Two weeks ago, HP announced a massive round of layoffs, which will reach 27,000 people worldwide. The cost savings, the company said, will go to a number of things, including boosting earnings. But the majority of those funds saved via job cuts will be put back into product development, the company said.
It’s a little bit of a return to the customer’s roots, returning the focus on engineering and innovation that was HP’s calling card until the massive R&D cuts ushered in during the Mark Hurd era.
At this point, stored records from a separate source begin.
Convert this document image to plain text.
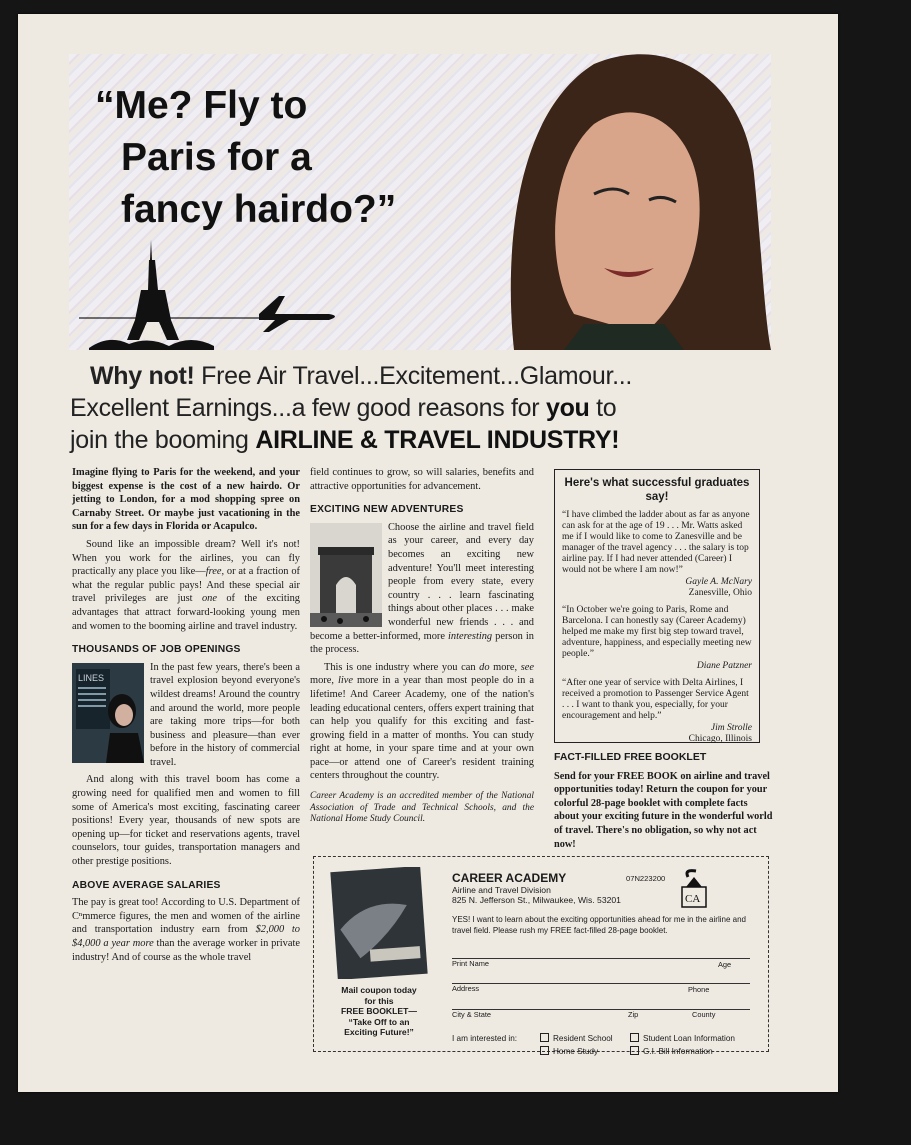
“Me? Fly to
Paris for a
fancy hairdo?”
Why not! Free Air Travel...Excitement...Glamour...
Excellent Earnings...a few good reasons for you to
join the booming AIRLINE & TRAVEL INDUSTRY!

Imagine flying to Paris for the weekend, and your biggest expense is the cost of a new hairdo. Or jetting to London, for a mod shopping spree on Carnaby Street. Or maybe just vacationing in the sun for a few days in Florida or Acapulco.

Sound like an impossible dream? Well it's not! When you work for the airlines, you can fly practically any place you like—free, or at a fraction of what the regular public pays! And these special air travel privileges are just one of the exciting advantages that attract forward-looking young men and women to the booming airline and travel industry.

THOUSANDS OF JOB OPENINGS
LINES

In the past few years, there's been a travel explosion beyond everyone's wildest dreams! Around the country and around the world, more people are taking more trips—for both business and pleasure—than ever before in the history of commercial travel.

And along with this travel boom has come a growing need for qualified men and women to fill some of America's most exciting, fascinating career positions! Every year, thousands of new spots are opening up—for ticket and reservations agents, travel counselors, tour guides, transportation managers and other prestige positions.

ABOVE AVERAGE SALARIES

The pay is great too! According to U.S. Department of Cⁿmmerce figures, the men and women of the airline and transportation industry earn from $2,000 to $4,000 a year more than the average worker in private industry! And of course as the whole travel

field continues to grow, so will salaries, benefits and attractive opportunities for advancement.

EXCITING NEW ADVENTURES

Choose the airline and travel field as your career, and every day becomes an exciting new adventure! You'll meet interesting people from every state, every country . . . learn fascinating things about other places . . . make wonderful new friends . . . and become a better-informed, more interesting person in the process.

This is one industry where you can do more, see more, live more in a year than most people do in a lifetime! And Career Academy, one of the nation's leading educational centers, offers expert training that can help you qualify for this exciting and fast-growing field in a matter of months. You can study right at home, in your spare time and at your own pace—or attend one of Career's resident training centers throughout the country.

Career Academy is an accredited member of the National Association of Trade and Technical Schools, and the National Home Study Council.

Here's what successful graduates say!

“I have climbed the ladder about as far as anyone can ask for at the age of 19 . . . Mr. Watts asked me if I would like to come to Zanesville and be manager of the travel agency . . . the salary is top airline pay. If I had never attended (Career) I would not be where I am now!”

Gayle A. McNary
Zanesville, Ohio

“In October we're going to Paris, Rome and Barcelona. I can honestly say (Career Academy) helped me make my first big step toward travel, adventure, happiness, and especially meeting new people.”

Diane Patzner

“After one year of service with Delta Airlines, I received a promotion to Passenger Service Agent . . . I want to thank you, especially, for your encouragement and help.”

Jim Strolle
Chicago, Illinois

FACT-FILLED FREE BOOKLET

Send for your FREE BOOK on airline and travel opportunities today! Return the coupon for your colorful 28-page booklet with complete facts about your exciting future in the wonderful world of travel. There's no obligation, so why not act now!

Mail coupon today
for this
FREE BOOKLET—
“Take Off to an
Exciting Future!”
CAREER ACADEMY
Airline and Travel Division
825 N. Jefferson St., Milwaukee, Wis. 53201
07N223200
CA
YES! I want to learn about the exciting opportunities ahead for me in the airline and travel field. Please rush my FREE fact-filled 28-page booklet.
Print Name	Age
Address	Phone
City & State	Zip	County
I am interested in:	Resident School	Student Loan Information
Home Study	G.I. Bill Information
The company’s not quite to the point of bringing the famous “invent” tagline back to its logo, but it’s clear that one of Whitman’s major goal is to re-establish HP as an R&D, engineering and innovation powerhouse.
Whitman detailed for attendees the company’s overall strategy, including revitalizing and innovation in the core infrastructure business, as well as growing the importance of software and services on top of that, and perhaps its most important new focus, into a groups of “solutions” that cut across hardware, software and services, with the most important plays being cloud, Big Data and analytics, and security. They are, as Whitman put it, “three solutions to capture the future.”
At the same time, she said she’s leading the company to be more customer-focused – a familiar role for Whitman from her days as CEO of eBay, where – as she puts, “We bought a lot of HP infrastructure.”
“Everything we do no starts with the customer and helping the customer reach their objectives,” Whitman told attendees.
And when pushed, she said – by challenging market changes, a recent past full of missteps, or by natural disasters, as was the case in Japan, Thailand and New Zealand last year – the company’s people will “darken the skies with the magnitude of our response.”
Whitman was followed on stage by Jeffrey Katzenberg, CEO of longtime headline HP customer Dreamworks and frequent HP keynoter, who offered his vote of confidence for HP in general and for Whitman (whom he has known since the late 1980s when both worked at Disney) in particular.
“Throughout our 12-year relationship with them, whether it’s been smooth sailing or they’ve been hitting some speed bumps, we could not ask for a better, smarter partner,” Katzenberg told attendees. “I couldn’t be more confident about the company’s future.”